State documents showed that last year Marquez married Mariya Chernykh, whose sister is married to Farook’s brother, Syed Raheel Farook, a US Navy veteran.

It could not be immediately determined if Marquez lived with his wife.

The New York Times reported that he split his time between his family’s home and that of a girlfriend.

Gasser Shehati, a friend of Farook’s from a San Bernardino mosque, said Farook told him several years ago that Marquez had converted to Islam.

On his marriage certificate, Marquez and his wife listed their religious society/denomination as Islamic Society of Corona/Norco.

In a Facebook posting before the attack, Malik had pledged loyalty to Islamic State, the militant group that has taken over parts of Iraq and Syria.

Coupled with Islamic State-linked attacks in Paris in November that killed 130 people, the San Bernardino assault has elevated concerns about security and immigration in the US.

Republican committee members grilled Mr Comey about the attack and criticised the Obama administration’s response to Islamic State.

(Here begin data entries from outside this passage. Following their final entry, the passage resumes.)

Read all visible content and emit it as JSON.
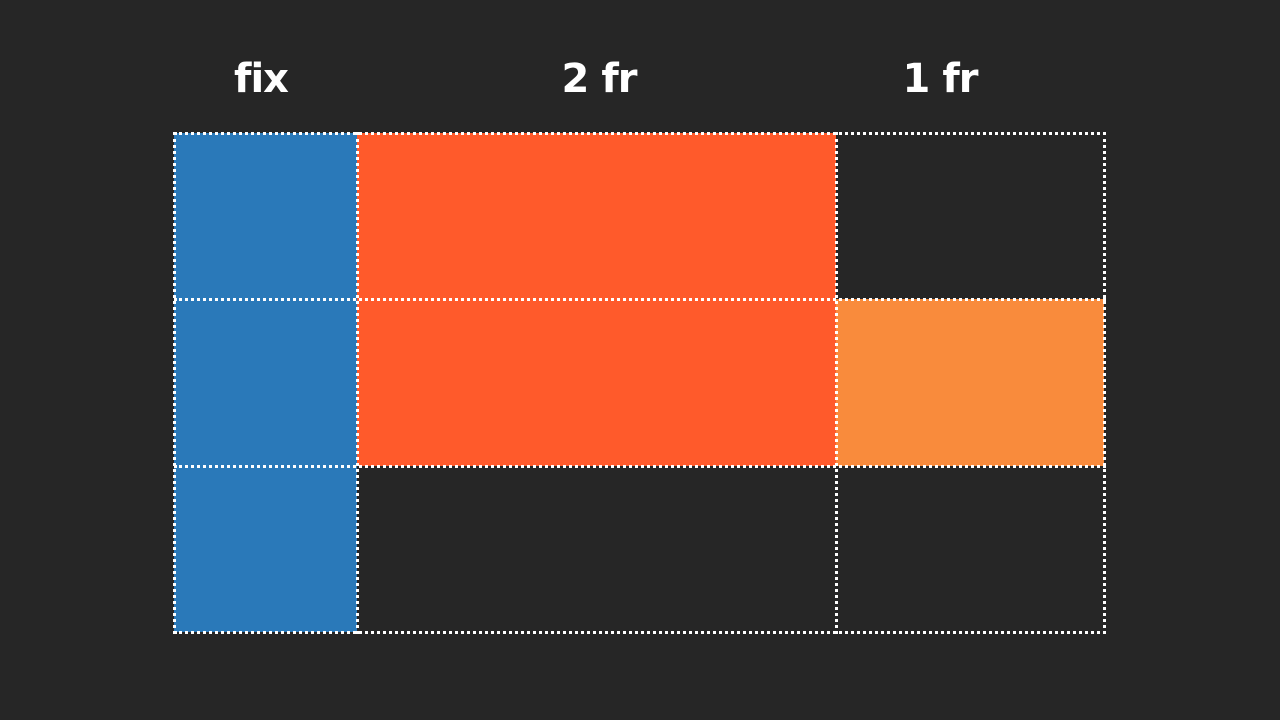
{
  "columns": [
    {
      "label": "fix"
    },
    {
      "label": "2 fr"
    },
    {
      "label": "1 fr"
    }
  ],
  "colors": {
    "background": "#262626",
    "blue_item": "#2a79b9",
    "red_item": "#ff5a2b",
    "orange_item": "#f98b3c",
    "grid_lines": "#ffffff"
  }
}
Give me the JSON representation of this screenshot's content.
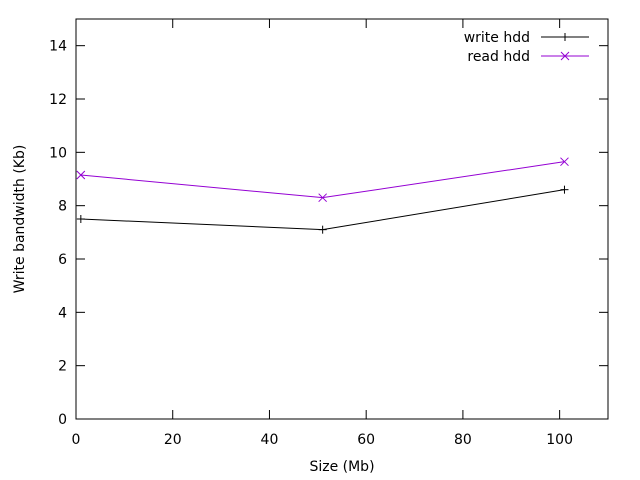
{
  "chart_data": {
    "type": "line",
    "title": "",
    "xlabel": "Size (Mb)",
    "ylabel": "Write bandwidth (Kb)",
    "xlim": [
      0,
      110
    ],
    "ylim": [
      0,
      15
    ],
    "x_ticks": [
      0,
      20,
      40,
      60,
      80,
      100
    ],
    "y_ticks": [
      0,
      2,
      4,
      6,
      8,
      10,
      12,
      14
    ],
    "grid": false,
    "legend_position": "top-right",
    "series": [
      {
        "name": "write hdd",
        "marker": "plus",
        "color": "#000000",
        "x": [
          1,
          51,
          101
        ],
        "y": [
          7.5,
          7.1,
          8.6
        ]
      },
      {
        "name": "read hdd",
        "marker": "cross",
        "color": "#9400d3",
        "x": [
          1,
          51,
          101
        ],
        "y": [
          9.15,
          8.3,
          9.65
        ]
      }
    ]
  }
}
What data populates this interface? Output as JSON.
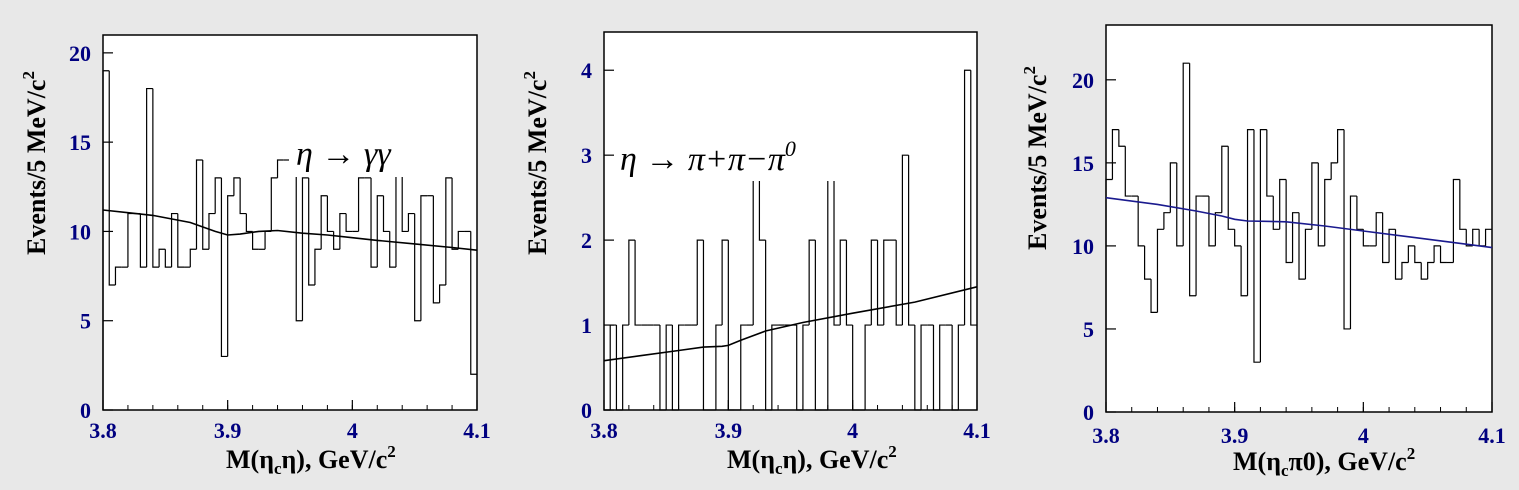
{
  "chart_data": [
    {
      "type": "histogram",
      "xlabel_main": "M(η",
      "xlabel_sub": "c",
      "xlabel_rest": "η), GeV/c",
      "xlabel_sup": "2",
      "ylabel_main": "Events/5 MeV/c",
      "ylabel_sup": "2",
      "xlim": [
        3.8,
        4.1
      ],
      "ylim": [
        0,
        21
      ],
      "xticks": [
        "3.8",
        "3.9",
        "4",
        "4.1"
      ],
      "yticks": [
        "0",
        "5",
        "10",
        "15",
        "20"
      ],
      "bin_width": 0.005,
      "bin_start": 3.8,
      "histogram_values": [
        19,
        7,
        8,
        8,
        11,
        11,
        8,
        18,
        8,
        9,
        8,
        11,
        8,
        8,
        9,
        14,
        9,
        11,
        13,
        3,
        12,
        13,
        11,
        10,
        9,
        9,
        10,
        13,
        14,
        14,
        14,
        5,
        13,
        7,
        9,
        12,
        10,
        9,
        11,
        10,
        10,
        13,
        13,
        8,
        12,
        10,
        8,
        14,
        10,
        11,
        5,
        12,
        12,
        6,
        7,
        13,
        9,
        10,
        10,
        2
      ],
      "fit_curve": {
        "x": [
          3.8,
          3.84,
          3.87,
          3.89,
          3.9,
          3.91,
          3.925,
          3.94,
          3.96,
          3.98,
          4.0,
          4.02,
          4.05,
          4.08,
          4.1
        ],
        "y": [
          11.2,
          10.9,
          10.5,
          10.0,
          9.8,
          9.85,
          10.0,
          10.05,
          9.9,
          9.8,
          9.65,
          9.5,
          9.3,
          9.1,
          8.95
        ]
      },
      "fit_color": "#000000",
      "legend_pre": "η → ",
      "legend_main": "γγ",
      "legend_sup": ""
    },
    {
      "type": "histogram",
      "xlabel_main": "M(η",
      "xlabel_sub": "c",
      "xlabel_rest": "η), GeV/c",
      "xlabel_sup": "2",
      "ylabel_main": "Events/5 MeV/c",
      "ylabel_sup": "2",
      "xlim": [
        3.8,
        4.1
      ],
      "ylim": [
        0,
        4.45
      ],
      "xticks": [
        "3.8",
        "3.9",
        "4",
        "4.1"
      ],
      "yticks": [
        "0",
        "1",
        "2",
        "3",
        "4"
      ],
      "bin_width": 0.005,
      "bin_start": 3.8,
      "histogram_values": [
        0,
        1,
        0,
        1,
        2,
        1,
        1,
        1,
        1,
        0,
        1,
        0,
        1,
        1,
        1,
        2,
        0,
        0,
        1,
        2,
        0,
        0,
        1,
        1,
        3,
        2,
        0,
        1,
        1,
        1,
        1,
        0,
        1,
        2,
        0,
        0,
        3,
        1,
        2,
        1,
        0,
        0,
        1,
        2,
        1,
        2,
        2,
        1,
        3,
        1,
        0,
        1,
        1,
        0,
        1,
        1,
        0,
        1,
        4,
        1
      ],
      "fit_curve": {
        "x": [
          3.8,
          3.83,
          3.86,
          3.88,
          3.895,
          3.9,
          3.91,
          3.93,
          3.96,
          4.0,
          4.05,
          4.1
        ],
        "y": [
          0.58,
          0.64,
          0.7,
          0.74,
          0.75,
          0.76,
          0.82,
          0.93,
          1.03,
          1.14,
          1.27,
          1.45
        ]
      },
      "fit_color": "#000000",
      "legend_pre": "η → ",
      "legend_main": "π+π−π",
      "legend_sup": "0"
    },
    {
      "type": "histogram",
      "xlabel_main": "M(η",
      "xlabel_sub": "c",
      "xlabel_rest": "π0), GeV/c",
      "xlabel_sup": "2",
      "ylabel_main": "Events/5 MeV/c",
      "ylabel_sup": "2",
      "xlim": [
        3.8,
        4.1
      ],
      "ylim": [
        0,
        23.3
      ],
      "xticks": [
        "3.8",
        "3.9",
        "4",
        "4.1"
      ],
      "yticks": [
        "0",
        "5",
        "10",
        "15",
        "20"
      ],
      "bin_width": 0.005,
      "bin_start": 3.8,
      "histogram_values": [
        14,
        17,
        16,
        13,
        13,
        10,
        8,
        6,
        11,
        12,
        15,
        10,
        21,
        7,
        13,
        13,
        10,
        12,
        16,
        11,
        10,
        7,
        17,
        3,
        17,
        13,
        11,
        14,
        9,
        12,
        8,
        11,
        15,
        10,
        14,
        15,
        17,
        5,
        13,
        11,
        10,
        10,
        12,
        9,
        11,
        8,
        9,
        10,
        9,
        8,
        9,
        10,
        9,
        9,
        14,
        11,
        10,
        11,
        10,
        11
      ],
      "fit_curve": {
        "x": [
          3.8,
          3.84,
          3.87,
          3.89,
          3.9,
          3.91,
          3.94,
          3.97,
          4.0,
          4.04,
          4.08,
          4.1
        ],
        "y": [
          12.9,
          12.5,
          12.1,
          11.8,
          11.6,
          11.5,
          11.45,
          11.2,
          10.9,
          10.5,
          10.1,
          9.9
        ]
      },
      "fit_color": "#1a1a8e",
      "legend_pre": "",
      "legend_main": "",
      "legend_sup": ""
    }
  ]
}
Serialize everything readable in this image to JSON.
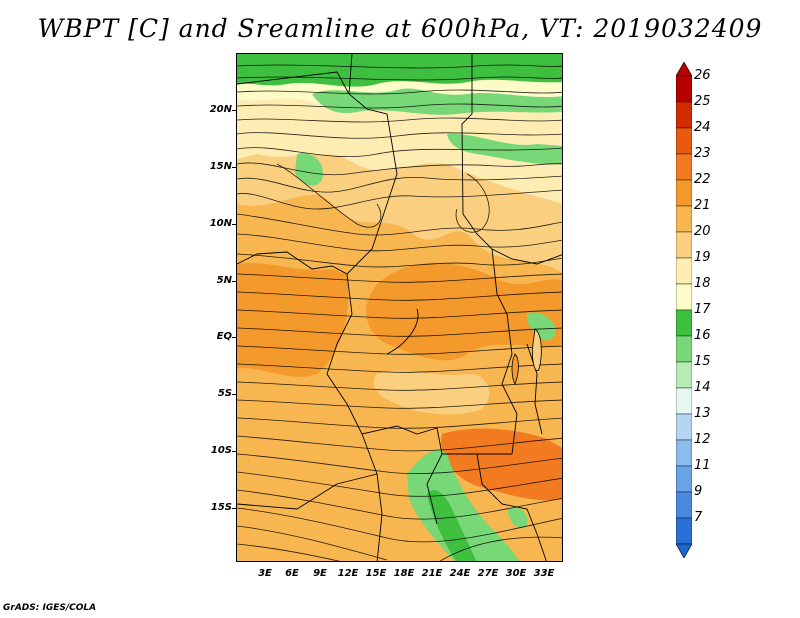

If the San Bernardino shooters are finally proven to have been inspired by Islamic militants, theirs would be the largest such attack since against the US since the September 11th, 2001, plots.

‘Spectacularly wrong’

The committee's chairman, Republican Senator Charles Grassley, said the San Bernardino shootings had shown Mr Obama to be "spectacularly wrong" about the security of the US visa screening process, since Malik had arrived in the country on a fiancee visa.

“Our government apparently didn’t catch the false address in Pakistan that she listed on her application,” Mr Grassley said.

Mr Comey said in response to a question that he has no reason to believe Islamic State already has cells in the US.

"They are trying to motivate people already in the United States to become killers on their behalf and they would very much like to - as they aspire to be the leader in the global jihad - send people here to conduct attacks," Mr Comey said.

He said the latter scenario “has not been seen yet”.